Lindamood-Bell Learning Processes

Lindamood-Bell Learning Processes is a set of specific programs geared to addressing different types of underlying weaknesses associated with reading difficulties through a program of intensive therapy and practice.

The most well-known program is Lindamood Phonemic Sequencing (LIPS), which builds phonemic awareness skills through developing awareness of the mouth actions which produce speech sounds. The process uses Socratic questioning, mirrors, mouth pictures, and descriptive labels such as “lip popper” for the sound /p/ to help your child connect the sounds of words with the process of producing each sound in speech.

A second program, Nancibell Seeing Stars: Symbol Imagery, develops the ability to mentally visualize the identity, number, and sequence of letters for the sounds within words. This strategy may help your child to improve word recognition and spelling skills.

A third program called Nancibell Visualizing and Verbalizing builds reading comprehension and critical thinking skills by enhancing a child's ability to create mental images related to language and reading and to describe the images in words. The therapist uses a systematic series of questions such as asking about color, size, shape, or movement to stimulate detailed and vivid imagery.

Lindamood-Bell is very highly regarded but does require a substantial commitment of time; the recommended intensive format for each program involves one-on-one therapy four hours a day for four to six weeks.

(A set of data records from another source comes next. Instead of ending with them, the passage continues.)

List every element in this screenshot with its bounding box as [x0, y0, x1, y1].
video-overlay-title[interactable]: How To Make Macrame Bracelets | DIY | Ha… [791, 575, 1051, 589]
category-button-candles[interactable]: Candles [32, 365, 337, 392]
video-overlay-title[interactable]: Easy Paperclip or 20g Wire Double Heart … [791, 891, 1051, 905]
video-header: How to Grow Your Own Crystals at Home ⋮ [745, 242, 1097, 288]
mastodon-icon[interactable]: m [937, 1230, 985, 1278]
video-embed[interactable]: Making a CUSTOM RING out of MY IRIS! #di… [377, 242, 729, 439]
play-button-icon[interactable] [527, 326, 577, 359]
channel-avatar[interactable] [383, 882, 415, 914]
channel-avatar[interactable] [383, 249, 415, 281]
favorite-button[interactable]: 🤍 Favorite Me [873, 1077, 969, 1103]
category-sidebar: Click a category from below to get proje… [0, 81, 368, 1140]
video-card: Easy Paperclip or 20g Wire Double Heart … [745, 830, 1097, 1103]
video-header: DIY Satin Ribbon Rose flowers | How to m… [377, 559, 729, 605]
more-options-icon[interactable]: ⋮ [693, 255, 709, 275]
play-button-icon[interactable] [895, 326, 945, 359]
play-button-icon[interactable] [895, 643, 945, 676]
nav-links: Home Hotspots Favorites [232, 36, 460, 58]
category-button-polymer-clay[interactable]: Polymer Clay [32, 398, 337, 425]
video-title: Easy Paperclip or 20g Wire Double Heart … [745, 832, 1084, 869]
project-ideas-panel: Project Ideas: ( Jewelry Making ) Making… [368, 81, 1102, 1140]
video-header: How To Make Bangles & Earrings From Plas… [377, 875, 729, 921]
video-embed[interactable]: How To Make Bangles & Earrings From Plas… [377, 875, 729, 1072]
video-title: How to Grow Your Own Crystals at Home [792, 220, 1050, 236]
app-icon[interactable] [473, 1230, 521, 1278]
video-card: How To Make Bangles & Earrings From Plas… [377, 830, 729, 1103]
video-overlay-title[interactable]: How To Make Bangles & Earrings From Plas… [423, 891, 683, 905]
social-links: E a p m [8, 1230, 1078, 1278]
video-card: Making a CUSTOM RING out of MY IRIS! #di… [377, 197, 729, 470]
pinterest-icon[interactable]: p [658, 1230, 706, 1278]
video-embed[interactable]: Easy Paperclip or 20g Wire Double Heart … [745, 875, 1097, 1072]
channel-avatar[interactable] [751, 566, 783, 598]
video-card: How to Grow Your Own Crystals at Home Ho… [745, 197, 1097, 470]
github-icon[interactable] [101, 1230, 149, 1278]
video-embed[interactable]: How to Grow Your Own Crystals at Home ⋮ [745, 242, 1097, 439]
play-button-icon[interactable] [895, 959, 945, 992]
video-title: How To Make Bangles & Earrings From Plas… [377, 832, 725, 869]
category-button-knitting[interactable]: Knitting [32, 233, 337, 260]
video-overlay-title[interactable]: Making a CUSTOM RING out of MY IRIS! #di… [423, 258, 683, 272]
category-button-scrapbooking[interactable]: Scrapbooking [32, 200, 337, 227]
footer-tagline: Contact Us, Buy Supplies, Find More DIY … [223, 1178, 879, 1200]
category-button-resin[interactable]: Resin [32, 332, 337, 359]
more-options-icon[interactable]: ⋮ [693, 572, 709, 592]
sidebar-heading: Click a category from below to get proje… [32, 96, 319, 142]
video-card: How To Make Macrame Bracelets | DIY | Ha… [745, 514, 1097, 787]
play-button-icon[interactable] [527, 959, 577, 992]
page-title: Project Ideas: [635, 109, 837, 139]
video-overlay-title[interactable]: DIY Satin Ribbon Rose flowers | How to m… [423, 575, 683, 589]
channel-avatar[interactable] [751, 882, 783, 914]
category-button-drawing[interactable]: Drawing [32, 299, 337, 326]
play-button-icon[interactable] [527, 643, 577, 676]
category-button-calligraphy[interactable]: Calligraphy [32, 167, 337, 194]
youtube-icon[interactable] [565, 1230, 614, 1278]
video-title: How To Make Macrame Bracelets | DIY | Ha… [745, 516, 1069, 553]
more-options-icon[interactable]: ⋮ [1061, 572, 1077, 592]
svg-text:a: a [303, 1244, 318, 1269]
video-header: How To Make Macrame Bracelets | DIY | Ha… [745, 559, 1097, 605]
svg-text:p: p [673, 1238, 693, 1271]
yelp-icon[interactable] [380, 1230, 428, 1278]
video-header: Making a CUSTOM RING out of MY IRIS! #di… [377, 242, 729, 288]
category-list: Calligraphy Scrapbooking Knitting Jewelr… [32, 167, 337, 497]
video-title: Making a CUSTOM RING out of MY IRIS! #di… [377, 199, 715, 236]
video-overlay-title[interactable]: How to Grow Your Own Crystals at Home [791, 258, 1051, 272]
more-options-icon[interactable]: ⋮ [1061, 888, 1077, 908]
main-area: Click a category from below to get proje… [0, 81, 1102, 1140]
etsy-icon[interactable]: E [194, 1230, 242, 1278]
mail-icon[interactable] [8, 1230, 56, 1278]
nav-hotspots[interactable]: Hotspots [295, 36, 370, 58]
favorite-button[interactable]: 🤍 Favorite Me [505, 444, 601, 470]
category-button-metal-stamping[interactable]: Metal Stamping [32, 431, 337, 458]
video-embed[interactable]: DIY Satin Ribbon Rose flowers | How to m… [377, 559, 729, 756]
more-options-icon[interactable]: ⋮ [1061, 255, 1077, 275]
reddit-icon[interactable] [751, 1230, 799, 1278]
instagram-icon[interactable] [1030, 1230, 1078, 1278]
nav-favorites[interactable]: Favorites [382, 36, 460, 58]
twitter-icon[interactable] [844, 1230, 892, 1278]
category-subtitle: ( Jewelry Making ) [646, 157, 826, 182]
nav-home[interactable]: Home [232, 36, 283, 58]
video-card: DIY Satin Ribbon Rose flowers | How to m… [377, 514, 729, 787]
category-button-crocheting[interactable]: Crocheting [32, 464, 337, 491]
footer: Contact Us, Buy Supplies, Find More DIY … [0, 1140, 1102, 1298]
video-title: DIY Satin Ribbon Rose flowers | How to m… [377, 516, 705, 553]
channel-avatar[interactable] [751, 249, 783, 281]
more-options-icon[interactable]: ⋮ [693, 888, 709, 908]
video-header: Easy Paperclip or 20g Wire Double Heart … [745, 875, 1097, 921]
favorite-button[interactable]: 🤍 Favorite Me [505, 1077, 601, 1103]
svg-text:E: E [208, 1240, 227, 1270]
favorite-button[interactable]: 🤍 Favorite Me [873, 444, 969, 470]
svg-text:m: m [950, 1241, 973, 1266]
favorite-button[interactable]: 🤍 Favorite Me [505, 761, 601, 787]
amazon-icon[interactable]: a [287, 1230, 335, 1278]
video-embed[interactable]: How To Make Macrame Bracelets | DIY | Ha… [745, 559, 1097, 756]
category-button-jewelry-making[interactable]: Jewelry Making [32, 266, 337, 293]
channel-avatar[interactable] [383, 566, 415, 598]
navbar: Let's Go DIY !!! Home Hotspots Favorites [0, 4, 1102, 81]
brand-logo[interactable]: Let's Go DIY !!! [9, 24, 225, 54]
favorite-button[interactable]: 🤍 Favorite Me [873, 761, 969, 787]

An alternative format of one hour a day over 4-6 months may fit better within your child's schedule. If you work through an authorized Lindamood-Bell learning center, the program can also be very expensive, especially if you need to enroll your child in two or three separate program series. A modified version of the program may be available through your child's school or through a private tutor who has attended a workshop or received related training; however, the quality of such instruction may vary.


More of a good thing is not always better. The National Reading Panel evaluated fifty-two separate programs for teaching phonemic awareness skills and found that training programs lasting from ten to eighteen hours were almost three times as effective in building reading skills as programs lasting twenty to seventy-five hours.